A pesquisa, realizada sob orientação da Profa Mariângela Rios de Oliveira,
procurou refinar as categorias (de relevância discursiva) figura
(o essencial, o principal, o central) e fundo (o acessório, o detalhe,
o secundário), determinadas primeiramente por Hopper (1979) e Silveira
(1990, 1997). Foram aplicados, então, traços caracterizadores do plano
de figura de narrativas prototípicas (orais e/ou escritas) a um tipo de
uso lingüístico pouco observado em estudos funcionalistas: o samba
de enredo.
O samba de enredo, definido por Tinhorão (1986) como poema musical de
caráter narrativo-descritivo e laudatório em relação a motivos nacionais,
foi selecionado em função de sua relevância no tocante à cultura brasileira,
principalmente a do Rio de Janeiro. Além disso, tal tipo textual chamou
a nossa atenção por constituir-se como um uso peculiar do sistema lingüístico,
ou seja, consideramos o samba de enredo como um poema feito para
ser cantado por milhares de pessoas, durante cerca de 80 minutos, ao longo
da Avenida Marquês de Sapucaí.
Devemos salientar o destaque recebido pelas escolas de samba do Grupo
Especial do Rio de Janeiro nos âmbitos nacional e internacional,
tanto por parte da mídia (televisão, rádio, jornais, revistas) como das
camadas socialmente privilegiadas nas últimas décadas. O samba de enredo
vem despertando o interesse de diversos pesquisadores da cultura popular:
Valença (1983, 1996), Cabral (1996), Longhi (1997) e Augras (1998), entre
outros.
Selecionamos os sambas dos anos 90 (1990 a 1999) por este ser um
período recente da trajetória de escolas de samba do Rio de Janeiro, dentre
as quais podemos citar Estação Primeira de Mangueira, Portela, Beija-Flor
de Nilópolis, Acadêmicos do Salgueiro, Unidos do Viradouro, Estácio de
Sá, Imperatriz Leopoldinense, Império Serrano, Mocidade Independente de
Padre Miguel, União da Ilha do Governador, Unidos de Vila Isabel e outras.
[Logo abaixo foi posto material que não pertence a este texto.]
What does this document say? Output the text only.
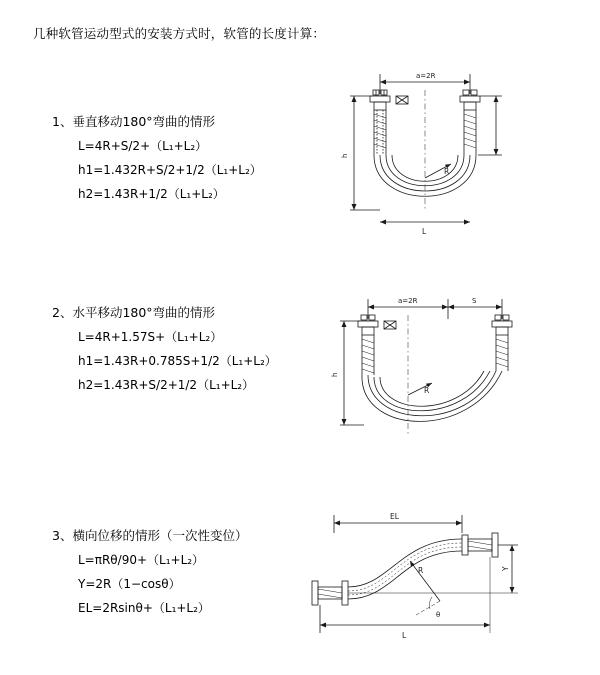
几种软管运动型式的安装方式时，软管的长度计算：
1、垂直移动180°弯曲的情形
L=4R+S/2+（L₁+L₂）
h1=1.432R+S/2+1/2（L₁+L₂）
h2=1.43R+1/2（L₁+L₂）
a=2R
R
L
h
2、水平移动180°弯曲的情形
L=4R+1.57S+（L₁+L₂）
h1=1.43R+0.785S+1/2（L₁+L₂）
h2=1.43R+S/2+1/2（L₁+L₂）
a=2R	S
R
h
3、横向位移的情形（一次性变位）
L=πRθ/90+（L₁+L₂）
Y=2R（1−cosθ）
EL=2Rsinθ+（L₁+L₂）
EL
R
θ
Y
L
Tendo por base os pressupostos do Funcionalismo norte-americano (Givón,
1995; Hopper, 1979; Hopper & Thompson, 1980; Sweetser, 1990; Lakoff
& Turner, 1989; Naro & Votre, 1996; Martelotta et alii, 1996;
Neves, 1997; Abraçado et alii, 1997; Votre et alii, 1998), analisamos
a estruturação informacional (figura e fundo) ao longo de 150 letras
de sambas de enredo do período citado. Assim, a pesquisa teve como foco
/ eixo central a compreensão dos planos de narratividade e / ou
não-narratividade de um texto a princípio voltado para o ato de
se relatar uma história, em tom de homenagem, a respeito de seres humanos
ou não, personalidades históricas, locais brasileiros ou estrangeiros
e até dados altamente abstratos (como o azul, a loucura, a estrela, entre
outros).
Aplicação dos parâmetros
de relevância
A partir da coleta dos dados
e da organização do corpus, efetuamos a aplicação dos parâmetros
de figuricidade propostos por Hopper & Thompson (1980) e refinados
por Silveira (1990) aos sambas de enredo A (mais narrativo), B
(não-narrativo) e AB (com trechos narrativos e não-narrativos).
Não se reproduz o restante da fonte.